Preparation of Lignin Nanoparticles by Using Supercritical CO2 as Anti-solvent.

Myint et al. [68] successfully prepared the quasi-spherical lignin nanoparticles (38 nm) through introducing compressed CO2 into kraft lignin/DMF solution, which exhibited high monodispersity and uniform size. The size of nanoparticles increased as the temperature increased and the pressure decreased. Furthermore, the influence of two different solution flow rates (0.03 and 0.06 kg/h) on the size was discussed: lower flow rates showing an increasing trend on nanoparticle diameter.
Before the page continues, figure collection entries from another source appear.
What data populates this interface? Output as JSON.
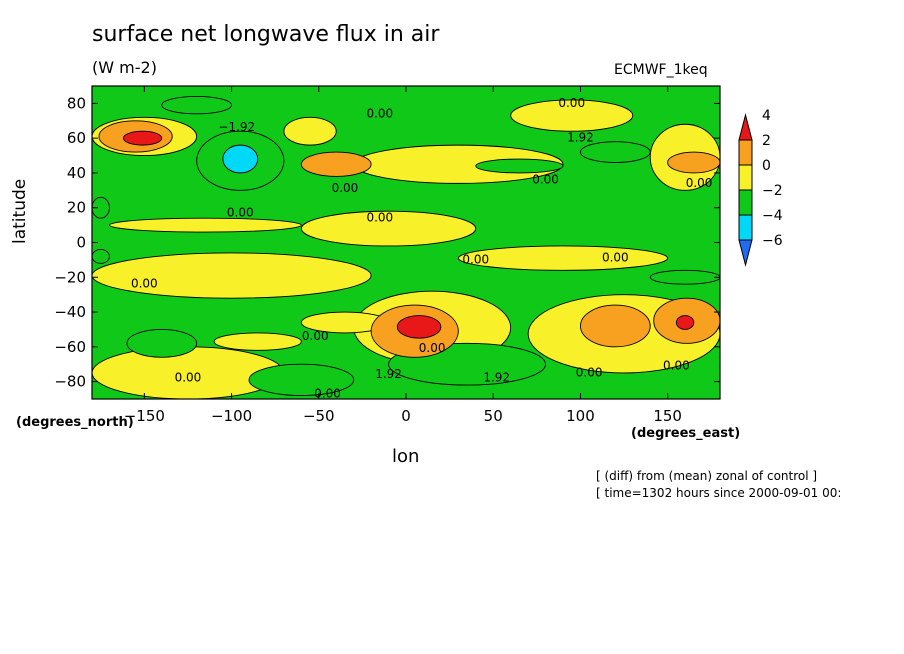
{
  "chart_data": {
    "type": "heatmap",
    "title": "surface net longwave flux in air",
    "units": "(W m-2)",
    "dataset": "ECMWF_1keq",
    "xlabel": "lon",
    "ylabel": "latitude",
    "x_unit_label": "(degrees_east)",
    "y_unit_label": "(degrees_north)",
    "xlim": [
      -180,
      180
    ],
    "ylim": [
      -90,
      90
    ],
    "x_ticks": [
      -150,
      -100,
      -50,
      0,
      50,
      100,
      150
    ],
    "x_tick_labels": [
      "−150",
      "−100",
      "−50",
      "0",
      "50",
      "100",
      "150"
    ],
    "y_ticks": [
      -80,
      -60,
      -40,
      -20,
      0,
      20,
      40,
      60,
      80
    ],
    "y_tick_labels": [
      "−80",
      "−60",
      "−40",
      "−20",
      "0",
      "20",
      "40",
      "60",
      "80"
    ],
    "colorbar": {
      "levels": [
        -6,
        -4,
        -2,
        0,
        2,
        4
      ],
      "level_labels": [
        "−6",
        "−4",
        "−2",
        "0",
        "2",
        "4"
      ],
      "colors": [
        "#1e6cf0",
        "#00d8f8",
        "#10c818",
        "#f8f028",
        "#f8a020",
        "#e81818"
      ]
    },
    "background_level_color": "#10c818",
    "regions": [
      {
        "level": 0,
        "lon": [
          -180,
          -20
        ],
        "lat": [
          -32,
          -6
        ]
      },
      {
        "level": 0,
        "lon": [
          -60,
          40
        ],
        "lat": [
          -2,
          18
        ]
      },
      {
        "level": 0,
        "lon": [
          -170,
          -60
        ],
        "lat": [
          6,
          14
        ]
      },
      {
        "level": 0,
        "lon": [
          30,
          150
        ],
        "lat": [
          -16,
          -2
        ]
      },
      {
        "level": 0,
        "lon": [
          -30,
          90
        ],
        "lat": [
          34,
          56
        ]
      },
      {
        "level": 0,
        "lon": [
          60,
          130
        ],
        "lat": [
          64,
          82
        ]
      },
      {
        "level": 0,
        "lon": [
          -180,
          -120
        ],
        "lat": [
          50,
          72
        ]
      },
      {
        "level": 0,
        "lon": [
          140,
          180
        ],
        "lat": [
          30,
          68
        ]
      },
      {
        "level": 0,
        "lon": [
          70,
          180
        ],
        "lat": [
          -75,
          -30
        ]
      },
      {
        "level": 0,
        "lon": [
          -30,
          60
        ],
        "lat": [
          -70,
          -28
        ]
      },
      {
        "level": 0,
        "lon": [
          -180,
          -70
        ],
        "lat": [
          -90,
          -60
        ]
      },
      {
        "level": 0,
        "lon": [
          -110,
          -60
        ],
        "lat": [
          -62,
          -52
        ]
      },
      {
        "level": 0,
        "lon": [
          -60,
          -10
        ],
        "lat": [
          -52,
          -40
        ]
      },
      {
        "level": 0,
        "lon": [
          -70,
          -40
        ],
        "lat": [
          56,
          72
        ]
      },
      {
        "level": 2,
        "lon": [
          -176,
          -134
        ],
        "lat": [
          52,
          70
        ]
      },
      {
        "level": 2,
        "lon": [
          -60,
          -20
        ],
        "lat": [
          38,
          52
        ]
      },
      {
        "level": 2,
        "lon": [
          -20,
          30
        ],
        "lat": [
          -66,
          -36
        ]
      },
      {
        "level": 2,
        "lon": [
          100,
          140
        ],
        "lat": [
          -60,
          -36
        ]
      },
      {
        "level": 2,
        "lon": [
          142,
          180
        ],
        "lat": [
          -58,
          -32
        ]
      },
      {
        "level": 2,
        "lon": [
          150,
          180
        ],
        "lat": [
          40,
          52
        ]
      },
      {
        "level": 4,
        "lon": [
          -162,
          -140
        ],
        "lat": [
          56,
          64
        ]
      },
      {
        "level": 4,
        "lon": [
          -5,
          20
        ],
        "lat": [
          -55,
          -42
        ]
      },
      {
        "level": 4,
        "lon": [
          155,
          165
        ],
        "lat": [
          -50,
          -42
        ]
      },
      {
        "level": -2,
        "lon": [
          -120,
          -70
        ],
        "lat": [
          30,
          64
        ]
      },
      {
        "level": -2,
        "lon": [
          -160,
          -120
        ],
        "lat": [
          -66,
          -50
        ]
      },
      {
        "level": -2,
        "lon": [
          -180,
          -170
        ],
        "lat": [
          -12,
          -4
        ]
      },
      {
        "level": -2,
        "lon": [
          -180,
          -170
        ],
        "lat": [
          14,
          26
        ]
      },
      {
        "level": -2,
        "lon": [
          -140,
          -100
        ],
        "lat": [
          74,
          84
        ]
      },
      {
        "level": -2,
        "lon": [
          40,
          90
        ],
        "lat": [
          40,
          48
        ]
      },
      {
        "level": -2,
        "lon": [
          100,
          140
        ],
        "lat": [
          46,
          58
        ]
      },
      {
        "level": -2,
        "lon": [
          140,
          180
        ],
        "lat": [
          -24,
          -16
        ]
      },
      {
        "level": -2,
        "lon": [
          -10,
          80
        ],
        "lat": [
          -82,
          -58
        ]
      },
      {
        "level": -2,
        "lon": [
          -90,
          -30
        ],
        "lat": [
          -88,
          -70
        ]
      },
      {
        "level": -4,
        "lon": [
          -105,
          -85
        ],
        "lat": [
          40,
          56
        ]
      }
    ],
    "contour_labels": [
      {
        "text": "0.00",
        "lon": 95,
        "lat": 78
      },
      {
        "text": "0.00",
        "lon": -15,
        "lat": 72
      },
      {
        "text": "−1.92",
        "lon": -97,
        "lat": 64
      },
      {
        "text": "1.92",
        "lon": 100,
        "lat": 58
      },
      {
        "text": "0.00",
        "lon": -35,
        "lat": 29
      },
      {
        "text": "0.00",
        "lon": 80,
        "lat": 34
      },
      {
        "text": "0.00",
        "lon": 168,
        "lat": 32
      },
      {
        "text": "0.00",
        "lon": -95,
        "lat": 15
      },
      {
        "text": "0.00",
        "lon": -15,
        "lat": 12
      },
      {
        "text": "0.00",
        "lon": 40,
        "lat": -12
      },
      {
        "text": "0.00",
        "lon": 120,
        "lat": -11
      },
      {
        "text": "0.00",
        "lon": -150,
        "lat": -26
      },
      {
        "text": "0.00",
        "lon": -52,
        "lat": -56
      },
      {
        "text": "0.00",
        "lon": 15,
        "lat": -63
      },
      {
        "text": "1.92",
        "lon": -10,
        "lat": -78
      },
      {
        "text": "1.92",
        "lon": 52,
        "lat": -80
      },
      {
        "text": "0.00",
        "lon": 105,
        "lat": -77
      },
      {
        "text": "0.00",
        "lon": 155,
        "lat": -73
      },
      {
        "text": "0.00",
        "lon": -125,
        "lat": -80
      },
      {
        "text": "0.00",
        "lon": -45,
        "lat": -89
      }
    ],
    "footnotes": [
      "[ (diff) from (mean) zonal of control ]",
      "[ time=1302 hours since 2000-09-01 00:"
    ]
  }
}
These effects on the nanoparticles formation were attributed to the change in solubility between DMF and CO2. Moreover, the nanoparticles exhibited excellent properties, for instance, favorable thermal degradation, outstanding dispersion stability, excellent UV absorption and non-cytotoxicity.

A similar process with supercritical CO2 was used by Lu et al. [69] to prepare spherical nanoparticles around 144 nm in size. Lignin was dissolved in an acetone solution and CO2 was added at 35 °C and 30 MPa. No change in the amorphous chemical structure was confirmed by FTIR analysis and XRD analysis in the supercritical antisolvent process. The nanoparticles possessed significantly improved solubility in water and antioxidant activity as a result of the enhanced specific surface area, compared with original lignin.

The above three anti-solvent precipitation methods are often used to prepare lignin nanoparticles, but there are some disadvantages. For example, lignin cannot be completely uniformly dispersed in the solvent, and agglomeration may occur in some cases. In the subsequent process, the solvent has to be removed by rotary evaporation or freeze-drying, which is unfavorable for precise control of the size and morphology of the nanoparticles. In order to satisfy the diversified requirements in different application fields, other preparation methods of lignin nanoparticles with various morphology and sizes attract the attention of research.